Pépé frappa à la porte de bois, fermée par un cadenas. Personne ne répondit. Il refrappa. Trois ou quatre gosses surgirent et s’attroupèrent autour des trois hommes. Pépé engagea avec eux une conversation animée en argot. L’un d’eux partit en courant.
— Il va chercher Pedro, expliqua Pépé.
Le président du Syndicat apparut majestueusement quelques instants plus tard. C’était un métis au front bas, au cheveu court et très noir, les yeux méfiants et durs, un torse puissant et des mains d’étrangleur. À le voir, on comprenait pourquoi les syndiqués marchaient au doigt et à l’œil.
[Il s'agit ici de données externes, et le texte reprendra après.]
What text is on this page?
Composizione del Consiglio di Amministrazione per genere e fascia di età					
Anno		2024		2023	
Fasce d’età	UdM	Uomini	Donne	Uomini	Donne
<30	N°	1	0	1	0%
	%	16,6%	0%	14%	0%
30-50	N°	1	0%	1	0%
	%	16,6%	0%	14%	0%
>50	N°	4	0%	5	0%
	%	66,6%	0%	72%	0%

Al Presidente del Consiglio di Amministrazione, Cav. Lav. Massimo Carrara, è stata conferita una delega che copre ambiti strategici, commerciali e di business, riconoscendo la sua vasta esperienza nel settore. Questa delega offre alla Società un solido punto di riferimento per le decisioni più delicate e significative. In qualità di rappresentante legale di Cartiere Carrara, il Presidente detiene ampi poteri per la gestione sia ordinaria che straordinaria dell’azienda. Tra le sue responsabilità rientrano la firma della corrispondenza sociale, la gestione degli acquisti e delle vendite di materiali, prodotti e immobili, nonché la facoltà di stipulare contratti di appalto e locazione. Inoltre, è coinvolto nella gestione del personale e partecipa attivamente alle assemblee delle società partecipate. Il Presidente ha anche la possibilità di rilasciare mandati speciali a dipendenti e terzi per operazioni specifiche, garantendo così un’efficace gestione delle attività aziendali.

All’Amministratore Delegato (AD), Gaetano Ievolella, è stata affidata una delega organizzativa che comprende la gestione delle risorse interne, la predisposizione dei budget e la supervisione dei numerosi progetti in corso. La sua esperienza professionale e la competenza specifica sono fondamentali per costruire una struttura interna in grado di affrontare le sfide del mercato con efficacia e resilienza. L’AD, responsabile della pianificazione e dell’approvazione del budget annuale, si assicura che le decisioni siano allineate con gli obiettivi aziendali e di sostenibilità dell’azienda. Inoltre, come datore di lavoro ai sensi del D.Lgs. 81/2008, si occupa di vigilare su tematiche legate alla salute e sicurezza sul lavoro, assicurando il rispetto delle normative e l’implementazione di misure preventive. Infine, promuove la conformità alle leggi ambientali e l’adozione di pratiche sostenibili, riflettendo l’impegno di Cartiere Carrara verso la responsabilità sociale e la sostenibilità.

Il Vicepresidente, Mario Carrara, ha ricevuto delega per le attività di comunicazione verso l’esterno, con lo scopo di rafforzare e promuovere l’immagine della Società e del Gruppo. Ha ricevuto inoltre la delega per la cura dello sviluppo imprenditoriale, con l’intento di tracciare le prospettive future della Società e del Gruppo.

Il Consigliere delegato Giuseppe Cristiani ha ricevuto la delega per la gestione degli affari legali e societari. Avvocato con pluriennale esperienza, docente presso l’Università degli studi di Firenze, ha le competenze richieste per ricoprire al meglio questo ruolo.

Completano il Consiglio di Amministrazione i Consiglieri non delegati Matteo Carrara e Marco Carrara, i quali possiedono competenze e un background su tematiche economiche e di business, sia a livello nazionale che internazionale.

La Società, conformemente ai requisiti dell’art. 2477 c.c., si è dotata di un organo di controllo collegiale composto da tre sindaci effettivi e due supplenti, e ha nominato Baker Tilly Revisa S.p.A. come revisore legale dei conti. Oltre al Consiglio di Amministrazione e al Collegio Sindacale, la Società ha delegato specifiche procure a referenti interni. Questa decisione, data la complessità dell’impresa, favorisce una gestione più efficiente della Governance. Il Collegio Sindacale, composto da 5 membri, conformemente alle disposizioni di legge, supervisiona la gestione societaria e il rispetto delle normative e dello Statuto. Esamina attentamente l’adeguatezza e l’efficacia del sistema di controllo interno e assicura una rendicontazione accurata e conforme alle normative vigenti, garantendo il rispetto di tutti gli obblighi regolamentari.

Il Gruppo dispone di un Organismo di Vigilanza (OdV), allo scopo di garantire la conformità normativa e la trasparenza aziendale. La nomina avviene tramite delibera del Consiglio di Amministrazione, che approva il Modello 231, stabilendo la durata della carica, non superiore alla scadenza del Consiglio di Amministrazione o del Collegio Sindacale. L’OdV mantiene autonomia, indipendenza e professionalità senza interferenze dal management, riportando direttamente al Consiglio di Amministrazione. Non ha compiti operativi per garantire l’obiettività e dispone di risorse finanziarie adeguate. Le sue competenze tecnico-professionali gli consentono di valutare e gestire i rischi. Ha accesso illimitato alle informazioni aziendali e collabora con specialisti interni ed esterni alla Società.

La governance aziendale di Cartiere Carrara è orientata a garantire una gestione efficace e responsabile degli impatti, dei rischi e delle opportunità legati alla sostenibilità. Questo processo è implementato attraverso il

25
Vêtu d’une chemise rouge et d’un pantalon d’un blanc immaculé, il fumait un long cigarillo, comme un caballero.
Il salua les trois hommes d’un signe de tête, l’air hostile. Pépé l’attaqua dans un dialecte bizarre et strident. Il racontait une longue histoire. L’autre ponctuait, de quelques mots. Enfin Pépé, ravi, se tourna vers Malko :
— Il dit qu’Eugenio est puni par le Syndicat, pour trois jours. C’est pour cela que ce matin il n’était pas sur la place. II a empiété sur le terrain d’un autre cireur, et le Syndicat lui a confisqué sa boîte.